Conflict of Interest Disclosures: Dr Tosoian reported personal fees from LynxDx and equity interest from LynxDx outside the submitted work; and has a patent for a novel multiplex urine test for high-grade prostate cancer pending. Dr Zhang reported personal fees from LynxDx outside the submitted work and has a patent for a novel multiplex urine test for high-grade prostate cancer pending. Dr Xiao reported grants from Prostate Cancer Foundation as well as personal fees from LynxDx during the conduct of the study; and has a patent for a novel multiplex urine test for high-grade prostate cancer pending. Dr Niknafs reported personal fees from LynxDx during the conduct of the study; personal fees from LynxDx outside the submitted work; and has a patent for use of some biomarkers as diagnostic tools issued. Dr Trock reported personal fees from Artera during the conduct of the study as well as personal fees from Myriad Genetics outside the submitted work. Dr Salami reported personal fees from Bayer and NRichDx during the conduct of the study. Dr Tomlins reported grants and personal fees from Astellas as well as equity interest from Strata Oncology outside the submitted work; and has a patent for ETS gene fusions in prostate cancer issued and licensed to LynxDx. Dr Sokoll reported grants from the National Institutes of Health during the conduct of the study. Dr Feng reported grants from the National Cancer Institute during the conduct of the study. Dr Chinnaiyan reported grants from the National Institutes of Health/National Cancer Institute, Prostate Cancer Foundation, and Howard Hughes Medical Institute; nonfinancial support from the American Cancer Society during the conduct of the study; and equity interest from LynxDx outside the submitted work; and has a patent for a novel multiplex urine test for high-grade prostate cancer pending. No other disclosures were reported.

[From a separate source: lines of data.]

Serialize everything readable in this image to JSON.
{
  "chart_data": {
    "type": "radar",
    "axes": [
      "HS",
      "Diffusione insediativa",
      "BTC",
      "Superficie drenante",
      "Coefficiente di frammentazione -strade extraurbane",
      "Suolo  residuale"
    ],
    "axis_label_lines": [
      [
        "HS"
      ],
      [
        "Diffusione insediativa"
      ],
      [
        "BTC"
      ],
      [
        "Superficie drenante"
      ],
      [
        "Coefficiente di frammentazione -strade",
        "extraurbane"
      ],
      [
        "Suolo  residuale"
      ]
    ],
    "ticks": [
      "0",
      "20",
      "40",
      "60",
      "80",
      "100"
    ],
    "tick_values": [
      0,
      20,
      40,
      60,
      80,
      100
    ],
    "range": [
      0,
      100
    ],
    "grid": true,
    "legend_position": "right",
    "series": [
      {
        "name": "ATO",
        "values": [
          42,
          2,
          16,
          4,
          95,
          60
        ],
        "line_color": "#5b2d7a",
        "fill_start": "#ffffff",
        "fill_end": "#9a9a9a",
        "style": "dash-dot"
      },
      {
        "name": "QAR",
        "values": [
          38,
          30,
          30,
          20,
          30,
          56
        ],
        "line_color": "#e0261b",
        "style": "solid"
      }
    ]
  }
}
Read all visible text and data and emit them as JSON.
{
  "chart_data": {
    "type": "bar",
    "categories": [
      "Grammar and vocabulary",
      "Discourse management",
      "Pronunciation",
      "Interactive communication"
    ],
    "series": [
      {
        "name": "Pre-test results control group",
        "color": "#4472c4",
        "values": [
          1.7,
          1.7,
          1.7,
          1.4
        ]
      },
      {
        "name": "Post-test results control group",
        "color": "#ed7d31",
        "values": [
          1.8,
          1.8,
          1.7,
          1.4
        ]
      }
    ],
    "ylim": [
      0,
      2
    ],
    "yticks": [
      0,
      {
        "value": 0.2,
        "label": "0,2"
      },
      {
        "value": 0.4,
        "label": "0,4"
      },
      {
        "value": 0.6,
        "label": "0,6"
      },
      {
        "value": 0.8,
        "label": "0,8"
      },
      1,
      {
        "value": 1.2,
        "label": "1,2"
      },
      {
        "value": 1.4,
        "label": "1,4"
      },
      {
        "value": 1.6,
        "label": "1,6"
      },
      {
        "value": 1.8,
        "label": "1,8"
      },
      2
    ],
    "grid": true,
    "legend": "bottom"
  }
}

Funding/Support: This work was funded by the Michigan-Vanderbilt Early Detection Research Network Biomarker Characterization Center (grant U2C CA271854) and the Early Detection Research Network Data Management and Coordinating Center (grant U24 CA086368). The Early Detection Research Network Data Management and Coordinating Center carried out analyses on the blinded validation cohort. Other sources of funding not involved in the design and conduct of the study included the Michigan Prostate Specialized Program of Research Excellence (grant P50 CA186786), National Cancer Institute Outstanding Investigator Award (Dr Chinnaiyan; grant R35 CA231996), Johns Hopkins University Biomarker Reference Laboratory (grant U24 CA115102), National Cancer Institute Early Detection Research Network Clinical Validation Center (grant U01 CA113913), Prostate Cancer Foundation Young Investigator Award (Drs Tosoian and Xiao), Prostate Cancer Foundation, Howard Hughes Medical Institute (Dr Chinnaiyan), and the American Cancer Society (Dr Chinnaiyan).

Role of the Funder/Sponsor: The Early Detection Research Network Data Management and Coordinating Center members had access to the blinded validation cohort analysis; the other funders had no role in the design and conduct of the study; collection, management, analysis, and interpretation of the data; preparation, review, or approval of the manuscript; and decision to submit the manuscript for publication.

Group Information: Members of the EDRN-PCA3 Study Group appear in Supplement 4.

Meeting Presentation: These data were presented in abstract form at the American Urological Association 2023 Annual Meeting; April 28, 2023; Chicago, IL.

Previous Posting: This article was posted as a preprint on medRxiv.org.

Data Sharing Statement: See Supplement 5.

Additional Contributions: We thank Stephanie Miner, PhD (Michigan Center for Translational Pathology, University of Michigan, Ann Arbor), for her help in the editing and file preparation of this study. Dr Miner was not compensated for her work.